What is a vCard?
A vCard is an electronic business or personal card and also the name of an industry specification for the kind of communication exchange that is done on business or personal cards. You may have seen a vCard attached to an email note someone has sent you.
Information contained on vCards typically includes personal data about the individual -- e.g., contact information, phone number, email -- plus other relevant data, such as Social Security number or health data, if the sender desires it. Figure 1 depicts a typical vCard.
Why are vCards important?
Because a vCard is a published industry specification, software application developers can create programs that process vCards by letting recipients view them, or users can drag and drop them to an address book or some other application. vCards can include images and audio clips, as well as text.
Background of vCards
A vCard, which is saved in the Variant Call Format file format, was developed by a consortium founded by Apple, AT&T, IBM and Siemens, which turned the specification over to an industry group, the Internet Mail Consortium (IMC), in 1996. The vCard specification makes use of the "person" object defined by the International Telegraph and Telephone Consultative Committee (now the Telecommunication Standardization Sector) X.500 Series Recommendation for Directory Services and can be considered an extension of it. A vCard format contains a name, address information, date and time, and optionally photographs, company logos, sound clips and geopositioning information.

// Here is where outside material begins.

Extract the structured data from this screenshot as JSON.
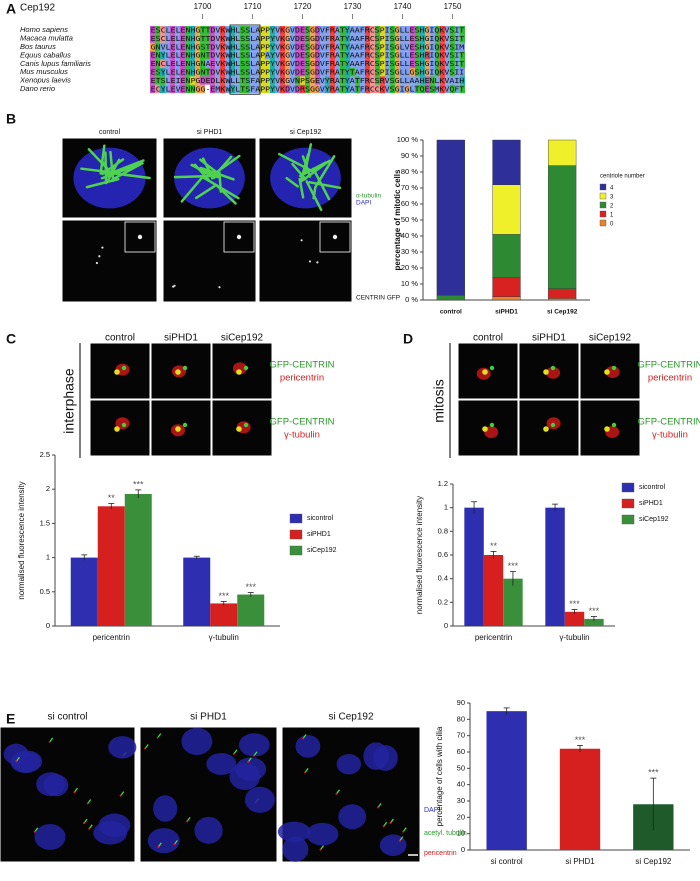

The vCard format is described in detail in Request for Comments 6350. It was developed by the Internet Engineering Task Force, approved by the Internet Engineering Steering Group and released in August 2011.
How are vCards used?
To open a vCard that someone has attached to an email, your email program needs to support vCards, although not all such programs do. However, if you have an online address book that supports vCards, you can move the vCard file to that program for viewing or for addition to that program's database. If you can't open a vCard you've received, remember that its information may be repeated elsewhere in the email. It's basically just a business card.
A familiar variant of vCards is the quick response (QR) code format, composed of a square image with a pattern of black squares on a white background. Each pattern is different, and when scanned by a smartphone, the QR code displays vCard information, as well as many different types of data, such as access codes for secure systems. Figure 2 depicts a QR code vCard image.